In this Toys of Yesterday, I wanted to take a trip back, but not too far into the past. Many of you may remember the Zoids animation that aired on Cartoon Network's Toonami block back in 2001. Well, for those of you who do remember the show, Zoids was pretty much my after-school drug. I loved the whole idea of robotic, piloted animals that fought each other in tournaments. Well, because of the popularity of the show, Hasbro joined with Tomy Japan to bring the Zoids model kits stateside.
The series literally had hundreds of different models of Zoids that ranged from small caterpillars to gigantic brontosaurs. The funny thing is, the series that I and many others are so familiar with was not the first series of Zoids. The history of the series spans much farther back than that.
Hit the jump to take a ride through the history of Zoids!
Zoids, short for Zoic Androids were first created in the 1980s, and were developed for sale in Japan, the United Kingdom, and the U.S. The models, while simple at the time, had wind-up motors to simulate a walking or moving robotic creature. As time went on, many Zoids were equipped with much more advanced moving techniques to make them seem "life-like." Above are the flying pterodactyl Raynos, and the "oh, so hungry" Tyrannosaurus Giga Gojulas. As referenced in its name, the Giga Gojulas is a direct reference to Godzilla, or Gojira as he is known in Japan.
Most of the Zoids line, like mine, are 1/72 scale, but there are ones out there that range in the 1/24 scale, making them much more massive and detailed. It is also interesting to note that while Japan and the U.S. both sold the same Zoids model kits in the 1980s, the U.S. had no storyline or background to the Zoids line, while Japan had a "Battle Story," detailing the sides each Zoid represented. The Zoids created at that time also were more like the skeletons of creatures than the actual robotic creatures themselves, as seen below:
There have been fourteen different Zoids set releases, combined to have over two hundred different Zoids to date. Of course the more recent the Zoid, the more features and poseability it will have. This collection seen below is quite vast, but it only sums up about one third of the entire collection.

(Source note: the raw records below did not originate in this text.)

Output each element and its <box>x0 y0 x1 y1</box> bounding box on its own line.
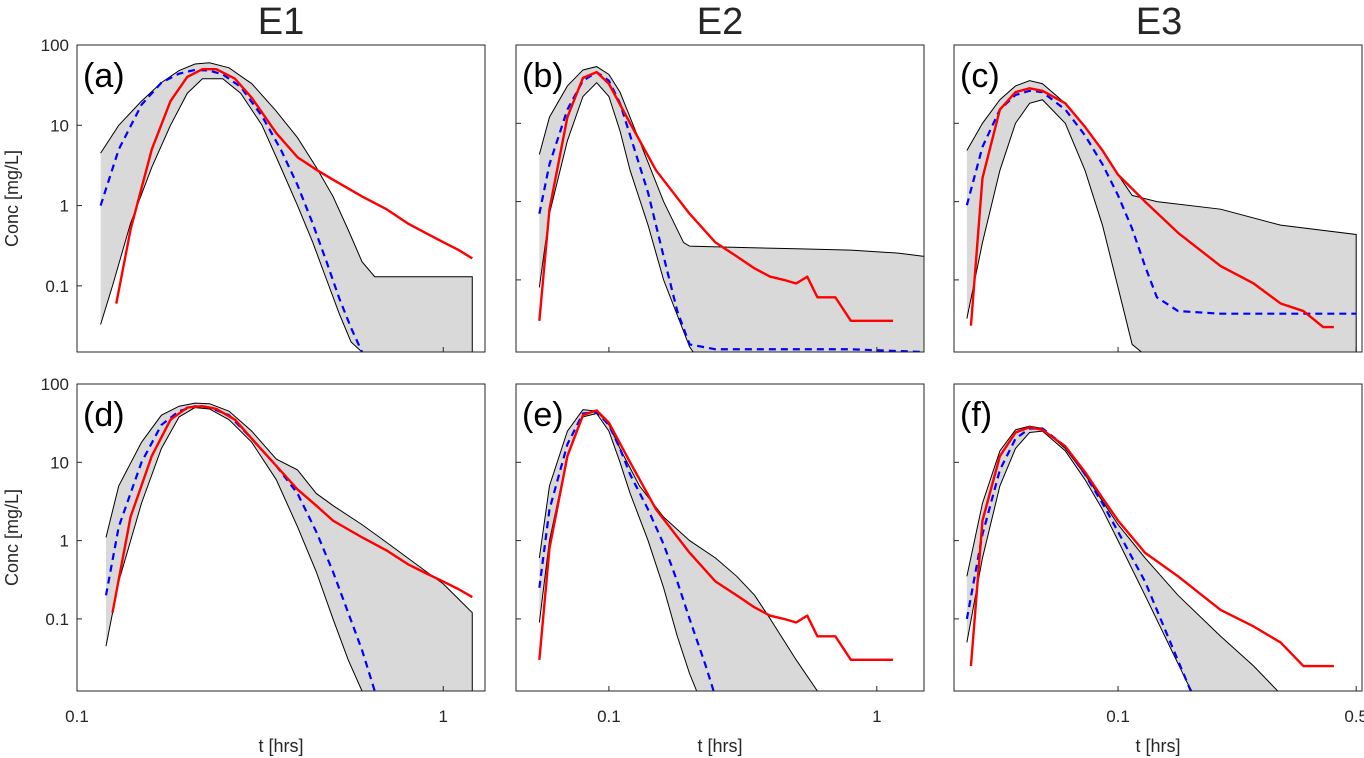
panel-c: (c) <box>953 44 1363 353</box>
panel-label: (d) <box>83 396 125 434</box>
x-tick-label: 0.1 <box>1106 707 1130 726</box>
band-upper-line <box>966 425 1279 691</box>
axes-frame <box>515 44 925 353</box>
y-tick-label: 10 <box>50 453 69 472</box>
panel-d: 100 10 1 0.1 0.1 1 (d) Conc [mg/L] t [hrs] <box>2 375 486 756</box>
column-title-e3: E3 <box>1136 1 1182 43</box>
panel-label: (c) <box>960 57 1000 95</box>
observed-line <box>538 70 894 323</box>
x-tick-label: 1 <box>439 707 448 726</box>
observed-line <box>115 67 473 304</box>
band-upper-line <box>538 66 924 352</box>
plot-area <box>965 80 1357 352</box>
y-tick-label: 100 <box>41 375 69 394</box>
axes-frame <box>76 44 486 353</box>
median-line <box>965 427 1192 691</box>
band-upper-line <box>100 62 473 352</box>
prediction-band <box>100 62 473 352</box>
plot-area <box>965 425 1334 691</box>
band-lower-line <box>966 430 1193 691</box>
axes-frame <box>953 44 1363 353</box>
band-lower-line <box>538 81 694 352</box>
column-titles: E1 E2 E3 <box>258 1 1182 43</box>
panel-label: (b) <box>522 57 564 95</box>
panel-e: 0.1 1 (e) t [hrs] <box>515 383 925 756</box>
y-tick-label: 100 <box>41 36 69 55</box>
axes-frame <box>953 383 1363 692</box>
median-line <box>99 68 364 352</box>
panel-a: 100 10 1 0.1 (a) Conc [mg/L] <box>2 36 486 353</box>
panel-b: (b) <box>515 44 925 353</box>
column-title-e2: E2 <box>697 1 743 43</box>
median-line <box>538 410 715 691</box>
prediction-band <box>966 426 1278 691</box>
x-tick-label: 0.5 <box>1344 707 1364 726</box>
plot-area <box>99 62 473 352</box>
panel-f: 0.1 0.5 (f) t [hrs] <box>953 383 1364 756</box>
panel-label: (a) <box>83 57 125 95</box>
band-lower-line <box>100 78 363 352</box>
plot-area <box>538 409 894 691</box>
x-tick-label: 0.1 <box>65 707 89 726</box>
observed-line <box>111 405 473 613</box>
x-axis-label: t [hrs] <box>697 736 742 756</box>
prediction-band <box>539 66 924 352</box>
plot-area <box>538 66 924 352</box>
column-title-e1: E1 <box>258 1 304 43</box>
panel-label: (e) <box>522 396 564 434</box>
band-upper-line <box>538 409 818 691</box>
x-axis-label: t [hrs] <box>1135 736 1180 756</box>
y-tick-label: 1 <box>60 197 69 216</box>
median-line <box>965 89 1357 315</box>
y-tick-label: 1 <box>60 532 69 551</box>
axes-frame <box>76 383 486 692</box>
plot-area <box>104 402 473 691</box>
median-line <box>104 405 376 691</box>
x-tick-label: 1 <box>872 707 881 726</box>
x-tick-label: 0.1 <box>597 707 621 726</box>
prediction-band <box>966 80 1357 352</box>
y-axis-label: Conc [mg/L] <box>2 489 22 586</box>
y-tick-label: 0.1 <box>45 610 69 629</box>
y-tick-label: 0.1 <box>45 277 69 296</box>
observed-line <box>538 409 894 662</box>
panel-label: (f) <box>960 396 992 434</box>
observed-line <box>969 87 1334 329</box>
x-axis-label: t [hrs] <box>258 736 303 756</box>
y-tick-label: 10 <box>50 116 69 135</box>
band-lower-line <box>966 99 1143 352</box>
prediction-band <box>539 409 818 691</box>
axes-frame <box>515 383 925 692</box>
band-lower-line <box>105 407 363 691</box>
observed-line <box>969 426 1334 668</box>
y-axis-label: Conc [mg/L] <box>2 150 22 247</box>
prediction-band <box>106 403 473 691</box>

So what makes a Zoid a Zoid? First the model kit must have a wind-up motor system. Second, it must have pegs to hold together the body and limbs, as seen below. Finally, the Zoid must have a cockpit for a small plastic pilot to sit in. That is pretty much all it takes to be a Zoid.
In 1999, Japan created an entirely new series of Zoids. These Zoids have much greater mobility and many of the larger scale ones include battery-powered motors and no wind-up mechanism. Those Zoids are what I have today. They are probably the ones most popular and most recognizable to North America. The Zoids shown above are the Berserk Fury (left) and the Liger Zero (right). These two represented the two opposing sides in the first American Zoids animation, known as the New Century Zero series in Japan. In this series, the two seen above are revealed to be unique Zoids known as "Ultimate X Zoids," which meant they were able to learn and adapt to different situations without the use of a pilot.

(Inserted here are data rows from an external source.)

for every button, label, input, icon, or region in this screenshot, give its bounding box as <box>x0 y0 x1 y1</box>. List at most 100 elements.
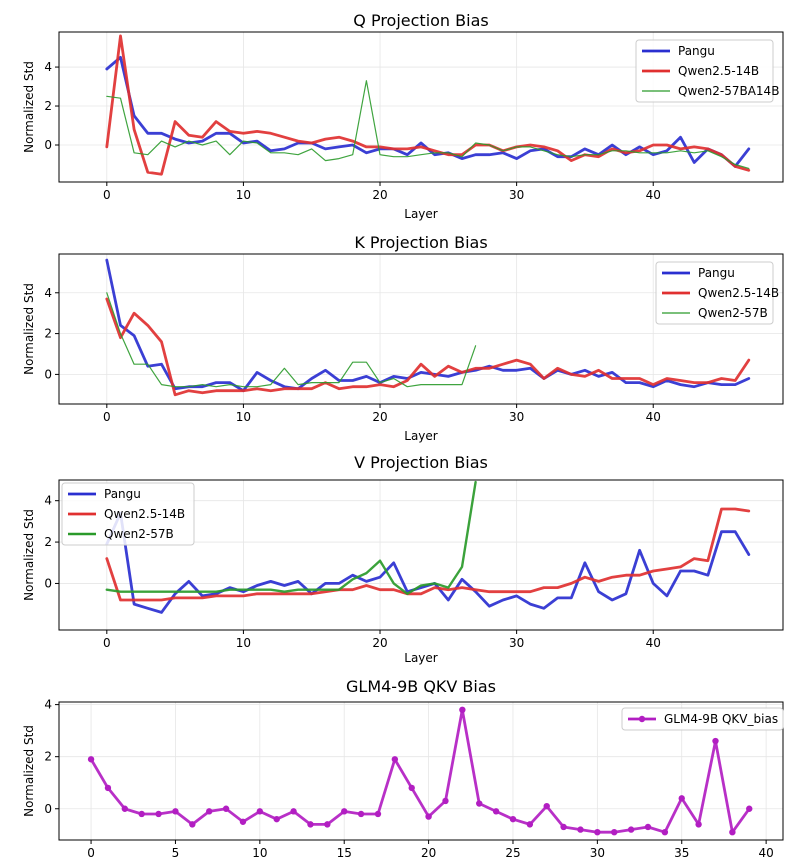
chart-2: 0 10 20 30 40 0 2 4 K Projection Bias Layer Normal… <box>22 233 784 443</box>
series-point <box>104 784 112 792</box>
series-point <box>661 828 669 836</box>
legend: Pangu Qwen2.5-14B Qwen2-57B <box>61 482 195 546</box>
chart-1: 0 10 20 30 40 0 2 4 Q Projection Bias Layer Normal… <box>22 11 784 221</box>
series-point <box>695 821 702 828</box>
series-line-3 <box>106 80 750 169</box>
series-point <box>543 802 550 810</box>
series-point <box>307 821 314 828</box>
x-tick-label: 0 <box>103 188 111 202</box>
chart-4: 0 5 10 15 20 25 30 35 40 0 2 4 GLM4-9B QKV Bias Norma… <box>22 677 784 860</box>
legend-label: Qwen2.5-14B <box>104 507 185 521</box>
y-tick-label: 0 <box>44 802 52 816</box>
series-point <box>408 784 415 792</box>
legend-label: Qwen2.5-14B <box>698 286 779 300</box>
y-tick-label: 2 <box>44 327 52 341</box>
x-tick-label: 25 <box>505 846 520 860</box>
legend: Pangu Qwen2.5-14B Qwen2-57BA14B <box>635 39 779 103</box>
series-point <box>290 808 297 815</box>
plot-frame <box>58 253 784 405</box>
legend: GLM4-9B QKV_bias <box>621 707 784 731</box>
y-tick-label: 0 <box>44 367 52 381</box>
series-point <box>172 808 179 815</box>
x-tick-label: 10 <box>236 188 251 202</box>
x-tick-label: 30 <box>509 636 524 650</box>
chart-title: V Projection Bias <box>354 453 488 472</box>
y-axis-label: Normalized Std <box>22 61 36 153</box>
series-point <box>594 828 601 836</box>
series-point <box>611 828 618 836</box>
y-tick-label: 4 <box>44 286 52 300</box>
series-point <box>627 826 635 833</box>
series-point <box>678 795 685 802</box>
x-tick-label: 40 <box>646 410 661 424</box>
legend-box <box>655 261 774 325</box>
series-point <box>341 808 348 815</box>
legend-box <box>635 39 774 103</box>
series-point <box>526 821 534 828</box>
legend-label: GLM4-9B QKV_bias <box>664 712 778 726</box>
y-tick-label: 2 <box>44 535 52 549</box>
series-point <box>425 813 432 820</box>
series-point <box>729 828 736 836</box>
legend-label: Qwen2-57B <box>104 527 174 541</box>
series-point <box>459 706 466 714</box>
x-tick-label: 0 <box>103 410 111 424</box>
series-point <box>357 810 365 818</box>
x-tick-label: 40 <box>646 636 661 650</box>
x-tick-label: 15 <box>337 846 352 860</box>
x-tick-label: 0 <box>87 846 95 860</box>
y-tick-label: 0 <box>44 138 52 152</box>
series-point <box>121 805 129 812</box>
series-point <box>256 808 264 815</box>
x-axis-label: Layer <box>404 207 438 221</box>
y-tick-label: 4 <box>44 60 52 74</box>
chart-3: 0 10 20 30 40 0 2 4 V Projection Bias Layer Normal… <box>22 453 784 665</box>
plot-frame <box>58 479 784 631</box>
y-axis-label: Normalized Std <box>22 283 36 375</box>
series-point <box>746 805 753 812</box>
y-tick-label: 2 <box>44 750 52 764</box>
legend-label: Pangu <box>698 266 735 280</box>
plot-frame <box>58 31 784 183</box>
series-point <box>577 826 584 833</box>
legend-label: Pangu <box>104 487 141 501</box>
y-tick-label: 2 <box>44 99 52 113</box>
y-tick-label: 0 <box>44 576 52 590</box>
series-point <box>189 821 196 828</box>
x-axis-label: Layer <box>404 651 438 665</box>
x-tick-label: 30 <box>509 410 524 424</box>
series-point <box>273 815 280 823</box>
x-tick-label: 40 <box>758 846 773 860</box>
series-point <box>476 800 483 807</box>
legend-box <box>621 707 784 731</box>
x-tick-label: 30 <box>509 188 524 202</box>
series-point <box>712 737 719 745</box>
series-point <box>138 810 145 818</box>
series-point <box>324 821 331 828</box>
legend-box <box>61 482 195 546</box>
series-line-2 <box>105 297 751 397</box>
series-point <box>222 805 230 812</box>
x-tick-label: 35 <box>674 846 689 860</box>
x-tick-label: 40 <box>646 188 661 202</box>
series-point <box>155 810 162 818</box>
chart-title: K Projection Bias <box>354 233 487 252</box>
series-line-1 <box>89 708 751 834</box>
series-point <box>391 756 399 763</box>
series-line-2 <box>105 34 751 176</box>
series-point <box>374 810 382 818</box>
series-line-1 <box>105 258 751 393</box>
series-point <box>87 756 95 763</box>
x-tick-label: 20 <box>372 188 387 202</box>
series-point <box>442 797 449 805</box>
chart-title: Q Projection Bias <box>353 11 488 30</box>
legend-label: Qwen2.5-14B <box>678 64 759 78</box>
y-tick-label: 4 <box>44 698 52 712</box>
x-tick-label: 0 <box>103 636 111 650</box>
series-line-2 <box>105 507 751 602</box>
x-tick-label: 10 <box>236 410 251 424</box>
legend: Pangu Qwen2.5-14B Qwen2-57B <box>655 261 779 325</box>
x-axis-label: Layer <box>404 429 438 443</box>
x-tick-label: 10 <box>252 846 267 860</box>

What I liked most about the series and the model kits was the depth and detail that every Zoid had. In the show, Liger Zero had four different armor parts (including the normal armor shown above), collectively known as the C.A.S. or "Changing Armor System." The armors were the Schneider, a red armor system for Liger Zero that improved his close-quarters combat with various blades; the Jager, a blue armor system that improved Liger Zero's speed dramatically, and the Panzer, a military olive green armor system that focused everything into long-range attacks like missiles and gun attacks. While I wanted each of them, only a Schneider system was released in the U.S. that came already bundled with a Liger Zero, which I already had.
The Berserk Fury (known as the Berserk Fuhrer in Japan) was different. It only had one set of armor parts, but it had a special attachment known as the Buster Claws, which could be used to counteract the Fury's small arms for close-quarters combat, and could double as twin-charged beam cannons.
What I probably enjoy most about Zoids is the level of enjoyment I had while building them. Unlike Gundam models which can get tedious to outright boring sometimes, every single Zoid I've built, I've never had any problems with build quality or even structural complaints. Each one comes with a level of poseability that exceeds its motor system. For example, the Shadow Fox seen above has a full 180 degree turning Gatling gun, as well as a head that can turn side-to-side as well as up and down for the "howling" effect.
The Liger Zero, the Giga Gojulas, and the Berserk Fury are all battery-powered and come with two modes of movement. For the Liger Zero and Giga Gojulas, you can have them walk fast, or have them walk slow (the Giga Gojulas must have its stance changed, however). The Berserk Fury can either walk, or have his particle beam cannon open up. Newer models of Zoids have a wireless remote control add-on, so you could actually simulate a battle if you wanted to.
Zoids have been quite a great influence on my model-building hobbies. Without them, I probably would never have been able to complete my first Gundam model. They live on as a testament to the much more archaic wind-up toys of yesterday. With the New Century Zero animation series that I watched almost every day after school to the incredibly short run of Zoids: Fuzors, Zoids will always have a place on my collection shelf.